今回は、米国食品医薬品局(FDA) が中国の製薬会社に対して発したウォーニングレターを取り上げます。
注:文中のXXはウォーニングレターでマスキングされている文言及び具体的な社名・品名等です。
出典: https://www.fda.gov/inspections-compliance-enforcement-and-criminal-investigations/warning-letters/tianjin-kilo-pharmaceutical-sci-tech-co-ltd-731761-08062026

********************* Warning Letter 320-26-110 概要 ********************
FDAは、FD&C Act 704(a)(4)に基づき中国の原薬製造業者から提出された記録をレビュし、2026年8月6日付で
以下の内容のウォーニングレターを出しました。
●指摘1
予め定められた品質特性を満たす原薬を再現可能に製造できることの証明の不履行
<指摘1詳細>
704(a)(4)に基づく記録及びその他の情報に関する開示要求に対する貴社の回答は、貴社が、原薬の品質と純度を
保証するために不可欠な適切なプロセスバリデーションを実施せずに原薬XXを製造し米国向けに販売したことを
示している。例えば、2025年7月7日の我々の開示要求に対して貴社が提供した米国市場向けの全ての原薬に関する
プロセスパリデーションのサマリ―レポートの中で、貴社はこれらの原薬がまだ開発段階で、市販製品でなかったと
回答した。そのため、標準操作手順書のような正式な文書は完成していなかった。しかしFDAのデータは、貴社の原薬
XXは503A調剤薬局に販売されていたことを示している。
プロセスバリデーションは、ライフサイクル全体を通して、プロセスの設計の妥当性と管理状態を評価するもので
ある。製造プロセスの各重要な段階は適切に設計され、投入原材料、中間製品、最終製品の品質を保証する必要が
ある。プロセスの適格性評価の検証は、初期の管理状態が確立されているかを判断する。
適切なプロセスバリデーションを実施しなければ、貴社には、規格を満たす製品を再現が可能なかたちで提供できる
という基本的な保証に欠けている。FDAがプロセスバリデーションの適切な要素と考える一般的な原則とアプローチ
について、FDAのガイダンス文書Process Validation: General Principles and Practicesを見よ。
この文書への回答の中で、以下の情報を提供せよ:
・製品のライフサイクル全体を通して管理状態を保証するための貴社のバリデーションプログラムの詳細なサマリと
関連する手順
 継続的な管理状態を保証するための、プロセスの性能適格性評価(PPQ)に関する貴社のプログラムと、ロット内
 及びロット間のばらつきの継続的なモニタリングについて説明せよ。
・販売中の各製品のPPQの実施に関するタイムライン
・装置と施設のプロセス性能のプロトコルと適格性評価に関する文書化された手順
・最初のプロセスバリデーションを実施せずに製造し販売した原薬に関するリスクアセスメントと講じるべきフォロー
アップ処置
●指摘2

製造指図記録書原本の作成と使用の不履行
<指摘2詳細>
XXのバッチレコードは、一貫した製造と製品品質を保証するために必要な重要なプロセス情報の一部が欠けて
いた。例えば、貴社は、XX及び製造工程で使用される主要な装置を表記していなかった。

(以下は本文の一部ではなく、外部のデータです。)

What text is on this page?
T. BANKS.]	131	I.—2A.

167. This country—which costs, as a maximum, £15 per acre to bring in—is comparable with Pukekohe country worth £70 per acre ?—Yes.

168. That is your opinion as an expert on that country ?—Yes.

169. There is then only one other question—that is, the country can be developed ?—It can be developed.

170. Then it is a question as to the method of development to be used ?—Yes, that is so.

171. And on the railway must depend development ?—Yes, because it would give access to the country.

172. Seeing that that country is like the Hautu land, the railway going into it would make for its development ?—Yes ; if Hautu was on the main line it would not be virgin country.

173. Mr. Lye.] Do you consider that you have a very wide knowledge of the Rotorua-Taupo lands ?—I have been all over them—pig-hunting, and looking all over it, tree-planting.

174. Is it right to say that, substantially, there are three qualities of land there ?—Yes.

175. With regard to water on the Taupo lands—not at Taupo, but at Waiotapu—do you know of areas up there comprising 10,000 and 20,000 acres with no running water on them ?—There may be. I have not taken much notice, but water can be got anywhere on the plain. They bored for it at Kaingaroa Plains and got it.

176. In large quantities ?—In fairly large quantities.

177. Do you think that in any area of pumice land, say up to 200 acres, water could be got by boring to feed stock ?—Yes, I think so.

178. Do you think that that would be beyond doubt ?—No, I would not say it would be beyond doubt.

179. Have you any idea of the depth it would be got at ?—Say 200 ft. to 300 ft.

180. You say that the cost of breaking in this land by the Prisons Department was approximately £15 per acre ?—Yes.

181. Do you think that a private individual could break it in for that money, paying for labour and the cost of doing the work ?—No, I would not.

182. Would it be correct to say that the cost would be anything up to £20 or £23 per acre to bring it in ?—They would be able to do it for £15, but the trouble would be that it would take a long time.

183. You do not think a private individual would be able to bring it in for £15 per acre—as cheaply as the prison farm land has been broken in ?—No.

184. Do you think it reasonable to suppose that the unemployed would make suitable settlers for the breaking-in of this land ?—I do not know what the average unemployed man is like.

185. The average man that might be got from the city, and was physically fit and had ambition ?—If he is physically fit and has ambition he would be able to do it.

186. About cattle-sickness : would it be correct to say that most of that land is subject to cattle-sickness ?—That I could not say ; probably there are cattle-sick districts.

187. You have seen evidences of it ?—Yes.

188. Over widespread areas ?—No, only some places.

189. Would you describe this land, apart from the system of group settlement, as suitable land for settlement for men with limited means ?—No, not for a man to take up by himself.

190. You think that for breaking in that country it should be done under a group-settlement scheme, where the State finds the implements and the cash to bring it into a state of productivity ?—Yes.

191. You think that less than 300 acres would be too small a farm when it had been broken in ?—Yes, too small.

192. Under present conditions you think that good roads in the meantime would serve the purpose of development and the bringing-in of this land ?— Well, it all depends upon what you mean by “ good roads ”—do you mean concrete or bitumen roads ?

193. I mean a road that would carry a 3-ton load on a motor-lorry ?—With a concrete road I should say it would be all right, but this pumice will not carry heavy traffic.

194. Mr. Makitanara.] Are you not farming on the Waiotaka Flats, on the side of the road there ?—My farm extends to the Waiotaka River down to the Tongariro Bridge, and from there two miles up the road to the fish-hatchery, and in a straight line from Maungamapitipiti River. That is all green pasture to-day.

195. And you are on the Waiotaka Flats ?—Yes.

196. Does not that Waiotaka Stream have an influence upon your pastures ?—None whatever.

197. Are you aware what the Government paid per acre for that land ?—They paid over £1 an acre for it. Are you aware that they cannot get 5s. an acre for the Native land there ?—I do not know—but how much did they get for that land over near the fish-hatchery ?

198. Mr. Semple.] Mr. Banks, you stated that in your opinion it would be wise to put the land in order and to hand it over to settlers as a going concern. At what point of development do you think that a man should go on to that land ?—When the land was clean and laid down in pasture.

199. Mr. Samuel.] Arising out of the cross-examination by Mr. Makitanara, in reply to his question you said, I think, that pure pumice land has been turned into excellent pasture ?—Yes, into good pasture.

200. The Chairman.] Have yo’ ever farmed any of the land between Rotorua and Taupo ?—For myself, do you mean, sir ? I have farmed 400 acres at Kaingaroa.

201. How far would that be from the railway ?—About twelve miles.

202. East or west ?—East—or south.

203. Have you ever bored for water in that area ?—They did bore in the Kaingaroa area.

貴社はXXに関するバッチレコードについて、複数回提出を求められたにも関わらず、提供しなかった。
適切なバッチレコードがなければ、製造工程が管理状態を維持していることを保証するためにロット内及びロット間
の両方を適切に監視・分析することができない。
この文書への回答の中で、以下の情報を提供せよ:
・貴社の全ての原薬に使用されている製造工程の設計・管理・監視・文書作成の適切性の包括的で独立した全体的な
レビュ
・貴社の各原薬の全ての重要な製造工程を網羅した、適切に詳細化されている製造指図記録の原本
●指摘3
分析方法の適合性のバリデーションと検証の不履行
<指摘3詳細>
貴社が提供した記録と情報によれば、貴社は、米国に販売された医薬品に使用される各試験方法について、試験方法
のバリデーション(または、もし公定書の試験が使用されている場合は検証)の実施を怠った。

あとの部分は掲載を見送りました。